Les aventures du jeune Lazare avaient attiré l’attention de César Fernández-Ardavín, dès 1956, date de l’écriture de la première version du scénario qu’il avait présentée à la censure préalable Il eut la désagréable surprise de se voir refuser l’autorisation de tournage car la Commission de Censure estimait qu’un tel scénario n’était pas conforme aux normes en vigueur. Il était « inacceptable du point de vue moral ». Pour que la réalisation fût autorisée, il fallait « introduire toutes les modifications nécessaires à la disparition des réserves d’ordre moral que l’œuvre présente dans sa version actuelle »6.

Il n’est point besoin d’être grand clerc pour comprendre que, dans le climat de l’Espagne de l’époque, où triomphait ce que les historiens ont appelé le « national catholicisme », La vie de Lazare de Tormes pouvait irriter les autorités à cause de son caractère anticlérical. Rappelons que circulait encore un livre curieux qui avait eu de nombreuses rééditions, intitulé Novelistas malos y buenos, juzgados por el P. Pablo Ladrón de Guevara de la Compañía de Jesús, qui donnait une vision particulière de la littérature jugée du point de vue moral. L’auteur affirmait avoir examiné « plus de 2 115 romanciers » et la page consacrée à La vida de Lazarillo de Tormes, dont l’attribution à Diego Hurtado de Mendoza était mise en doute, y est très sévère. C’est bien évidemment le cinquième traité du roman qui est le plus durement condamné, à cause de l’évocation du prêcheur de bulles, mais il est déploré que la religion en général soit maltraitée :

Infracción, hemos dicho, de la moral y la Religión. De la moral, porque en más de un pasaje el autor no la ha tenido presente, aunque no haya llegado a cierto grado de infracción más repugnante.
De la Religión, porque, aunque no se atente contra ella en sí misma, sí se falta al respeto en sus ministros; y para esto nos queremos olvidar de ciertos defectos, que pudiéramos llamar menudos, por venir a la acusación del tratado quinto que constituye la más grave contra el Lazarillo [...]. En dicho tratado se da como cosa hecha una farsa o comedia de cierto comisario de bulas y cierto alguacil de una iglesia ante un sencillo auditorio, al cual se trataba de explotar y se explotó, con falsas bulas, siendo el que ese crimen cometió, fraile y de tal categoría [...]7.
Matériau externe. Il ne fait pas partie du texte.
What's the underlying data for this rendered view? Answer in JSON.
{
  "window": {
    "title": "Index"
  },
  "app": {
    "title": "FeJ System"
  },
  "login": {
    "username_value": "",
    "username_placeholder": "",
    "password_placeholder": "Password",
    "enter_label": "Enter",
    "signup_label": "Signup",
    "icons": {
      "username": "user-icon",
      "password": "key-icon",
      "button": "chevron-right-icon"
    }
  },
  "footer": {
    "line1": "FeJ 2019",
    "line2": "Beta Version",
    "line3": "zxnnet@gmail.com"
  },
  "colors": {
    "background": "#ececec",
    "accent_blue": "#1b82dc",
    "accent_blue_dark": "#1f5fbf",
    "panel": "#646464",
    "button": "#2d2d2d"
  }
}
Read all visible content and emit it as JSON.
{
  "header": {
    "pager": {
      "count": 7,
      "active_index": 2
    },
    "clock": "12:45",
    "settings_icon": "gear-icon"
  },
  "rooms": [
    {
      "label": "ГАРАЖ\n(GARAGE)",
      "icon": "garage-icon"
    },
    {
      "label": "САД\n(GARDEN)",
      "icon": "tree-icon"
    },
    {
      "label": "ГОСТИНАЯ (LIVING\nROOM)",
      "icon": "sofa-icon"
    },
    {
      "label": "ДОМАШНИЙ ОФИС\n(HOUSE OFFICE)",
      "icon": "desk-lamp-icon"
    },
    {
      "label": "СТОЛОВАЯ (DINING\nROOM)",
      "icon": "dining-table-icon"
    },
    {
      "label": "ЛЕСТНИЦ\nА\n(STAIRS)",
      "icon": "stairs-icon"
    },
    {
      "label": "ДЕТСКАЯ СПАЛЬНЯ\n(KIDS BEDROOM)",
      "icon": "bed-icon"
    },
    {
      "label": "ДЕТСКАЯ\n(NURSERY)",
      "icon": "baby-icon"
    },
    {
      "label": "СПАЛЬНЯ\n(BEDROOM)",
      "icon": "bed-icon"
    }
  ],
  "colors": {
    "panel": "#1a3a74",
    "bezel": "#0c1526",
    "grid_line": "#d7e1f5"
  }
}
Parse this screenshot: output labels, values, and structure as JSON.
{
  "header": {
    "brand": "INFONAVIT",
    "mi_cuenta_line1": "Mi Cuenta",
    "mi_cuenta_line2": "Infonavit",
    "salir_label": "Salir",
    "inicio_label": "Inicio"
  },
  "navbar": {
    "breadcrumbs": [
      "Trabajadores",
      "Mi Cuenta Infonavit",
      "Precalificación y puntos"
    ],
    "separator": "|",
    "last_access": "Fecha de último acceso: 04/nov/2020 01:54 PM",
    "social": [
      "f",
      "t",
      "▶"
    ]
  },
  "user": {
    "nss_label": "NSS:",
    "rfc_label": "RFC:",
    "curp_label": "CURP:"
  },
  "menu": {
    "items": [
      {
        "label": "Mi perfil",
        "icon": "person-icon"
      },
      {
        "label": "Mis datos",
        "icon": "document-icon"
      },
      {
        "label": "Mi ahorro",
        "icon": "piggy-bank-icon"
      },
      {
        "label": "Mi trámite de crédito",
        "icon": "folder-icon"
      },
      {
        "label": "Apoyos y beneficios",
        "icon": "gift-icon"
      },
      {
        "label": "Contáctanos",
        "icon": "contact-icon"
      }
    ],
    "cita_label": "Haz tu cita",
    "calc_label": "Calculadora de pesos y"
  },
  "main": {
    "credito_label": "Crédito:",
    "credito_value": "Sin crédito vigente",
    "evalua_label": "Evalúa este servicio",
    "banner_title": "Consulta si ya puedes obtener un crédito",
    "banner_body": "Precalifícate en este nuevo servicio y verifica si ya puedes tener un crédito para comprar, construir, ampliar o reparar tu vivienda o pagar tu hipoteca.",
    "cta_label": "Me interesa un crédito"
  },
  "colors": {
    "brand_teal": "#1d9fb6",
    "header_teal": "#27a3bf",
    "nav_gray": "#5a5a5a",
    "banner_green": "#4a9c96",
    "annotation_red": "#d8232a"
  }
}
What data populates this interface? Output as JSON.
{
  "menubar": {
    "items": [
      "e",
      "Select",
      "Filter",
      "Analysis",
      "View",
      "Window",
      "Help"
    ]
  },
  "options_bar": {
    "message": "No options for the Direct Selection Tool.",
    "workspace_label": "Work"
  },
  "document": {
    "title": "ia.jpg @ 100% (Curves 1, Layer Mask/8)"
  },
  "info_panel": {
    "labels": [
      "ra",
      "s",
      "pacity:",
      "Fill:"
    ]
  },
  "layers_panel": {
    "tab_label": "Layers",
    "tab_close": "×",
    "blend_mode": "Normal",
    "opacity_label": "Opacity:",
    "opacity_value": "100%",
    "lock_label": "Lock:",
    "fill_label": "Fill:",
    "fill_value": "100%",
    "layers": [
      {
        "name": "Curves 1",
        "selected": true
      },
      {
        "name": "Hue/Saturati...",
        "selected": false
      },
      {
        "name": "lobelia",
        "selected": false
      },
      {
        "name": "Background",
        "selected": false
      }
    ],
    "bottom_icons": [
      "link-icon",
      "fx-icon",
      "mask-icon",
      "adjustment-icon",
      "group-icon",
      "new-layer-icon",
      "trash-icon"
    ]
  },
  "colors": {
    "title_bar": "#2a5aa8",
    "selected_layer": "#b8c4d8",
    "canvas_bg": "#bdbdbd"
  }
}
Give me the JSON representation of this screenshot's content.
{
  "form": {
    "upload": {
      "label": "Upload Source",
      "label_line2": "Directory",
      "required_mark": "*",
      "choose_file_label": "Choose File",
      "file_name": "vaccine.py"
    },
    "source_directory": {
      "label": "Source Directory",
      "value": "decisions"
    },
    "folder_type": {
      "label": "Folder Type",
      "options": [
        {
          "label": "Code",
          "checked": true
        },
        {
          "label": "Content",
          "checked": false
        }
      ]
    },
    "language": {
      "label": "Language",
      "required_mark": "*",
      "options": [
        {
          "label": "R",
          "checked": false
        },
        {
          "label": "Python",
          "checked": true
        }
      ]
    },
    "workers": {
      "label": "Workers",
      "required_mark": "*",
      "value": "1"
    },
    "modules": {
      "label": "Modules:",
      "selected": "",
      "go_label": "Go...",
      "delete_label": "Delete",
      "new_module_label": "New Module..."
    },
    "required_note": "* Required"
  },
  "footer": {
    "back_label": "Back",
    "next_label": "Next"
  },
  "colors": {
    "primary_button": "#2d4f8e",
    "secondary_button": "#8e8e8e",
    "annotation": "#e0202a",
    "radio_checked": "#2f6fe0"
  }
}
L’historienne du cinéma Laura Antón Sánchez, qui a eu accès aux archives personnelles du cinéaste, a pu étudier les corrections dans la deuxième, puis la troisième version du scénario qui, chaque fois, étaient examinées avec la plus grande sévérité. L’autorisation de tournage fut obtenue grâce à la troisième version, en février 1959, mais la Direction Générale de la Cinématographie et du Théâtre prenait le soin de recommander la plus grande vigilance, lors du tournage, afin qu’il n’y ait pas dans la copie du film qu’elle examinerait avant d’autoriser son exploitation, de scènes qui « par leur atmosphère ou leur caractère scabreux, irrévérencieux, etc. pourraient occasionner d’ultérieures difficultés avec la censure »8. Les censeurs savaient en effet que les cinéastes, tout en respectant à la lettre les corrections qu’ils imposaient sur le scénario, qui est une sorte de film virtuel, pouvaient, lors du tournage et du montage, faire passer indirectement de nouveaux messages. C’est la raison pour laquelle ils rappelaient bien qu’ils avaient toujours la possibilité de pratiquer des coupures lors de l’examen du film terminé et recommandaient aux responsables de la production de ne pas se risquer à des allusions, des expressions ou des piques qui pourraient les amener à sévir. Ils prenaient même le soin de signaler les séquences où la plus grande prudence était de mise. C’était le cas par exemple dans les scènes qui montraient l’enterrement qui ne devaient pas être trop macabres ou de la séquence du bain de la fille des comédiens. On signalait le goût douteux des phrases où l’écuyer évoquait sa paternité incertaine et de son injonction à inviter Lazare à se lever pour marcher. Il était surtout exigé de modifier la fin du scénario où l’on voyait Lazare revenir avec les comédiens, après les avoir trahis, en dénonçant leur supercherie, car « cela pouvait annuler sa décision de se racheter après sa confession ». Les censeurs enfin souhaitaient, pour préserver l’image idéalisée de l’enfance, que le rôle de Lazare ne fût point donné à un enfant mais à un adolescent. Ils ne furent pas suivis sur ce point, car les producteurs prirent le risque (en songeant également au marché italien) d’engager un acteur très jeune, l’Italien Marco Paoletti, qui n’avait que huit ans9.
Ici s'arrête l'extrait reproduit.